Mój kręgosłup prace z widłami znosił i znosi bez szwanku. Rozwożenie ziemi na taczce okazało się być mocno nadwyrężające. Dwukółka ułatwia tą pracę, ale tylko (dla odmiany) ona znosi wożenie kompostu i kory. Większe ciężary dla dwukółki są nadwyrężające

Jeśli widły połamałaś to oznacza albo ich słabą jakość, albo próby używania jak szpadla (za duże "kęsy" ziemi jak na jeden raz). Osobiście używam tylko wideł. Nawet przy kopaniu dołów do sadzenia. Przy takim kopaniu widłami od razu mieszam ziemię z dobrociami i dzięki temu ziemia jest pulchna, rozbita. szpadlem tego nie zrobisz tak łatwo.

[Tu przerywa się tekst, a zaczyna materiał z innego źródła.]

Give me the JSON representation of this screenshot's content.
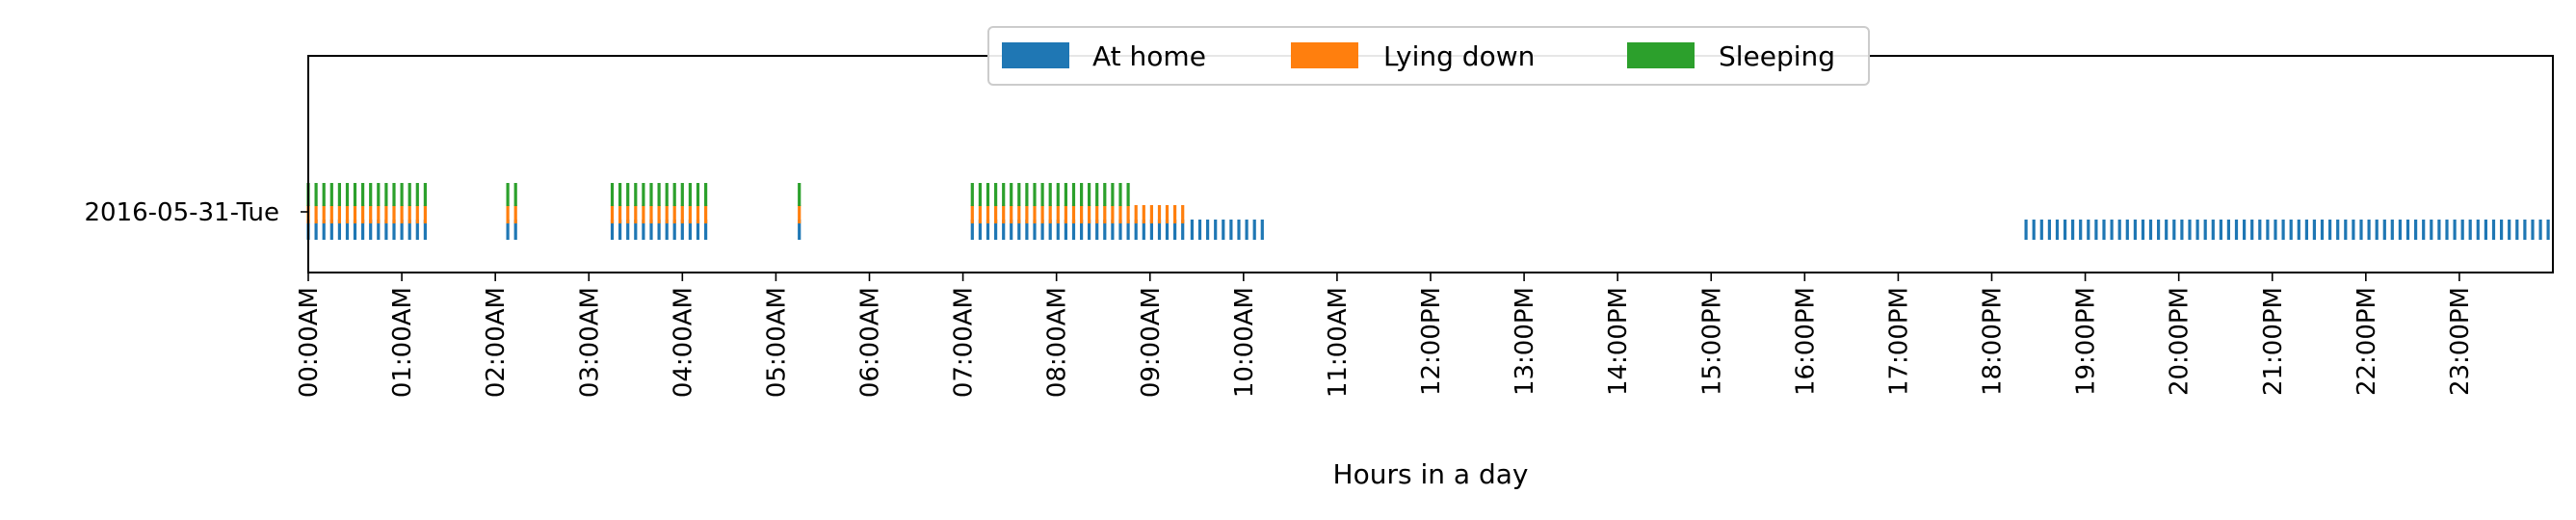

Jeszcze powrócę do ptasiej qpy - odradzam używania jej pod wszelkie kwaśnoluby. Dodam też, że jest ona słabym poprawiaczem struktury gleby, jednak jako nawóz działa jak turbodoładowanie. Dlatego zalecam zdroworozsądkowe używanie. Z doświadczenia powiem, że np. fasolka ją uwielbia, a np. dla rabarbaru jest zabójcza
edit
Praca z widłami w twoim wypadku przyniesie jeszcze jedną korzyść - kopiąc nimi usuniesz pozostałości kłączy i korzeni po chwastach jakie zostały opryskane. Na szczęście użyłaś chwastox, który nie jest tak toksyczny jak wszechobecnie reklamowany rou..., który wcale nie jest tak skuteczny na system korzeniowy jak go reklamują. Dodatkowo nie wiemy co tak na prawdę w nim jest, bo do publicznej wiadomości podano zaledwie 2 składniki stanowiące 47% składu. Reszta jest "top secret" skrywana pod przykrywką ochrony patentu. Nie ma co ukrywać (a wręcz należy na głos to mówić), że ów produkt stworzony był pod rośliny użytkowe GMO takie jak np. rzepak lub kukurydza, a nawet gryka

I my to potem jemy nęceni zaleceniami dietetyków, że to samo zdrowie...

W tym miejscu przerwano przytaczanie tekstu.